08-09-2025
STJ afeta ao rito de recursos repetitivos casos que discutem a incidência de contribuição previdenciária sobre planos de stock options
Em sessão virtual de 2.9.2025, a 1ª Seção do Superior Tribunal de Justiça (“STJ”) afetou ao rito de recursos repetitivos a discussão sobre a incidência de Imposto de Renda Retido na Fonte (“IRRF”) e contribuições previdenciárias em planos de opção de compra de ações (planos de stock options). O tema que foi cadastrado como Controvérsia n. 741 e está sob relatoria do Ministro Sérgio Kukina e a afetação acarreta suspensão de todos os processos em andamento sobre a matéria.
O tema da tributação incidente sobre planos de stock options já havia ganhado maiores contornos após o julgamento do Tema Repetitivo n. 1.226, em 11.9.2024, também pela 1ª Turma do STJ. Na ocasião, discutiu-se a incidência do Imposto de Renda da Pessoa Física (“IRPF”) sobre o valor das ações adquiridas por colaboradores contemplados nesse tipo de plano de incentivo de longo prazo, à luz de sua natureza jurídica, e se reconheceu a natureza mercantil dos planos de stock options, com fixação das seguintes teses:
“a) No regime do Stock Option Plan (art. 168, § 3º, da Lei n. 6.404/1976), porque revestido de natureza mercantil, não incide o imposto de renda pessoa física/IRPF quando da efetiva aquisição de ações, junto à companhia outorgante da opção de compra, dada a inexistência de acréscimo patrimonial em prol do optante adquirente.

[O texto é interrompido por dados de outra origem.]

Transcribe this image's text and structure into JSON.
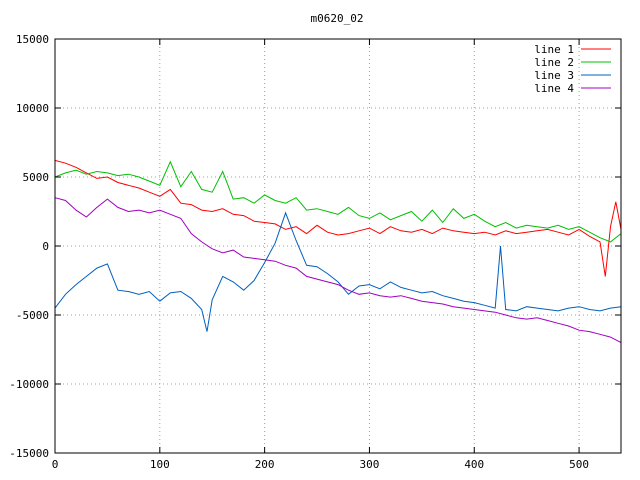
{
  "chart_data": {
    "type": "line",
    "title": "m0620_02",
    "xlabel": "",
    "ylabel": "",
    "xlim": [
      0,
      540
    ],
    "ylim": [
      -15000,
      15000
    ],
    "xticks": [
      0,
      100,
      200,
      300,
      400,
      500
    ],
    "yticks": [
      -15000,
      -10000,
      -5000,
      0,
      5000,
      10000,
      15000
    ],
    "grid": true,
    "legend_position": "top-right",
    "series": [
      {
        "name": "line 1",
        "color": "#ff0000",
        "x": [
          0,
          10,
          20,
          30,
          40,
          50,
          60,
          70,
          80,
          90,
          100,
          110,
          120,
          130,
          140,
          150,
          160,
          170,
          180,
          190,
          200,
          210,
          220,
          230,
          240,
          250,
          260,
          270,
          280,
          290,
          300,
          310,
          320,
          330,
          340,
          350,
          360,
          370,
          380,
          390,
          400,
          410,
          420,
          430,
          440,
          450,
          460,
          470,
          480,
          490,
          500,
          510,
          520,
          525,
          530,
          535,
          540
        ],
        "values": [
          6200,
          6000,
          5700,
          5300,
          4900,
          5000,
          4600,
          4400,
          4200,
          3900,
          3600,
          4100,
          3100,
          3000,
          2600,
          2500,
          2700,
          2300,
          2200,
          1800,
          1700,
          1600,
          1200,
          1400,
          900,
          1500,
          1000,
          800,
          900,
          1100,
          1300,
          900,
          1400,
          1100,
          1000,
          1200,
          900,
          1300,
          1100,
          1000,
          900,
          1000,
          800,
          1100,
          900,
          1000,
          1100,
          1200,
          1000,
          800,
          1200,
          700,
          300,
          -2200,
          1400,
          3200,
          1200
        ]
      },
      {
        "name": "line 2",
        "color": "#00c000",
        "x": [
          0,
          10,
          20,
          30,
          40,
          50,
          60,
          70,
          80,
          90,
          100,
          110,
          120,
          130,
          140,
          150,
          160,
          170,
          180,
          190,
          200,
          210,
          220,
          230,
          240,
          250,
          260,
          270,
          280,
          290,
          300,
          310,
          320,
          330,
          340,
          350,
          360,
          370,
          380,
          390,
          400,
          410,
          420,
          430,
          440,
          450,
          460,
          470,
          480,
          490,
          500,
          510,
          520,
          530,
          540
        ],
        "values": [
          5000,
          5300,
          5500,
          5200,
          5400,
          5300,
          5100,
          5200,
          5000,
          4700,
          4400,
          6100,
          4300,
          5400,
          4100,
          3900,
          5400,
          3400,
          3500,
          3100,
          3700,
          3300,
          3100,
          3500,
          2600,
          2700,
          2500,
          2300,
          2800,
          2200,
          2000,
          2400,
          1900,
          2200,
          2500,
          1800,
          2600,
          1700,
          2700,
          2000,
          2300,
          1800,
          1400,
          1700,
          1300,
          1500,
          1400,
          1300,
          1500,
          1200,
          1400,
          1000,
          600,
          300,
          900
        ]
      },
      {
        "name": "line 3",
        "color": "#0060c0",
        "x": [
          0,
          10,
          20,
          30,
          40,
          50,
          60,
          70,
          80,
          90,
          100,
          110,
          120,
          130,
          140,
          145,
          150,
          160,
          170,
          180,
          190,
          200,
          210,
          220,
          230,
          240,
          250,
          260,
          270,
          280,
          290,
          300,
          310,
          320,
          330,
          340,
          350,
          360,
          370,
          380,
          390,
          400,
          410,
          420,
          425,
          430,
          440,
          450,
          460,
          470,
          480,
          490,
          500,
          510,
          520,
          530,
          540
        ],
        "values": [
          -4500,
          -3500,
          -2800,
          -2200,
          -1600,
          -1300,
          -3200,
          -3300,
          -3500,
          -3300,
          -4000,
          -3400,
          -3300,
          -3800,
          -4600,
          -6200,
          -3900,
          -2200,
          -2600,
          -3200,
          -2500,
          -1200,
          200,
          2400,
          400,
          -1400,
          -1500,
          -2000,
          -2600,
          -3500,
          -2900,
          -2800,
          -3100,
          -2600,
          -3000,
          -3200,
          -3400,
          -3300,
          -3600,
          -3800,
          -4000,
          -4100,
          -4300,
          -4500,
          0,
          -4600,
          -4700,
          -4400,
          -4500,
          -4600,
          -4700,
          -4500,
          -4400,
          -4600,
          -4700,
          -4500,
          -4400
        ]
      },
      {
        "name": "line 4",
        "color": "#a000c0",
        "x": [
          0,
          10,
          20,
          30,
          40,
          50,
          60,
          70,
          80,
          90,
          100,
          110,
          120,
          130,
          140,
          150,
          160,
          170,
          180,
          190,
          200,
          210,
          220,
          230,
          240,
          250,
          260,
          270,
          280,
          290,
          300,
          310,
          320,
          330,
          340,
          350,
          360,
          370,
          380,
          390,
          400,
          410,
          420,
          430,
          440,
          450,
          460,
          470,
          480,
          490,
          500,
          510,
          520,
          530,
          540
        ],
        "values": [
          3500,
          3300,
          2600,
          2100,
          2800,
          3400,
          2800,
          2500,
          2600,
          2400,
          2600,
          2300,
          2000,
          900,
          300,
          -200,
          -500,
          -300,
          -800,
          -900,
          -1000,
          -1100,
          -1400,
          -1600,
          -2200,
          -2400,
          -2600,
          -2800,
          -3200,
          -3500,
          -3400,
          -3600,
          -3700,
          -3600,
          -3800,
          -4000,
          -4100,
          -4200,
          -4400,
          -4500,
          -4600,
          -4700,
          -4800,
          -5000,
          -5200,
          -5300,
          -5200,
          -5400,
          -5600,
          -5800,
          -6100,
          -6200,
          -6400,
          -6600,
          -7000
        ]
      }
    ]
  }
}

b) Incidirá o imposto de renda pessoa física/IRPF, porém, quando o adquirente de ações no Stock Option Plan vier a revendê-las com apurado ganho de capital.” (sic)
Diante do reconhecimento da natureza jurídica de mercantil dos planos de stock options no Tema Repetitivo n. 1.226, tem-se que (i) não há incidência do IRPF para o colaborador contemplado quando do exercício das stock options e aquisição das ações, dada a inexistência de acréscimo patrimonial e (ii) a tributação sobre a renda incidirá apenas por ocasião da revenda das ações, caso haja ganho de capital.
Para chegar a tal conclusão, em síntese, o STJ ponderou os seguintes fatores:
– Faculdade de adesão ao programa: a voluntariedade da adesão foi elemento essencial para a conclusão pelo caráter mercantil, por não se tratar de uma imposição pelo empregador, mas de uma escolha do colaborador;
– Faculdade do exercício das stock options: a voluntariedade do exercício reforça a ideia de que a opção de fato fica a critério do colaborador;
– Onerosidade: o colaborador deve arcar com o pagamento das ações utilizando seus próprios recursos financeiros, ainda que o preço seja pré-fixado ou reduzido;
– Risco: a operação envolve o risco decorrente da valorização ou desvalorização das ações, que está diretamente atrelado às oscilações do mercado.
O Tema Repetitivo n. 1.226, no entanto, não tratou da tributação dos referidos planos a título de contribuições previdenciárias. Essa matéria permanece controversa no âmbito da jurisprudência administrativa e judicial e é justamente a discutida nos REsps n. 2.074.564/SP, 2.069.644/SP e 2.070.059/SP. Por essa razão, tais REsps foram admitidos como representativos da controvérsia para:
“definição da natureza jurídica da opção de compra de ações, outorgada aos empregados/administradores de companhia para efeito de incidência de contribuição previdenciária e do imposto de renda, com a tributação da opção como remuneração do trabalho ou como contrato mercantil”.
Tem-se, portanto, que a Controvérsia 741 também trata da natureza jurídica dos planos de stock options, outorgada a empregados e/ou administradores, mas abrange IRPF e contribuições previdenciárias, e não apenas de IRPF, como tratado no Tema 1.226.
Considerando o que já foi delineado no Tema 1.226, uma vez presentes as características que atribuem aos planos de stock options natureza mercantil, em tese, não haveria que se falar em incidência de IRRF e contribuições previdenciárias sobre os valores em ação recebidos pelos contemplados na data do exercício das opções – às mesmas razões, portanto, aplicar-se-ia o mesmo direito.
É importante ressalvar, contudo, que o julgamento sob a sistemática de recursos repetitivos não obsta que as autoridades fiscais analisem os planos de forma casuística, a fim de verificar se eles cumprem os requisitos fixados para que tenham natureza jurídica mercantil. Trata-se aqui, principalmente, de planos que reduzem ou excluem a onerosidade e/ou o risco do beneficiário, como pode ocorrer, por exemplo, com as opções fantasma ou com fixação de preço de exercício irrisório.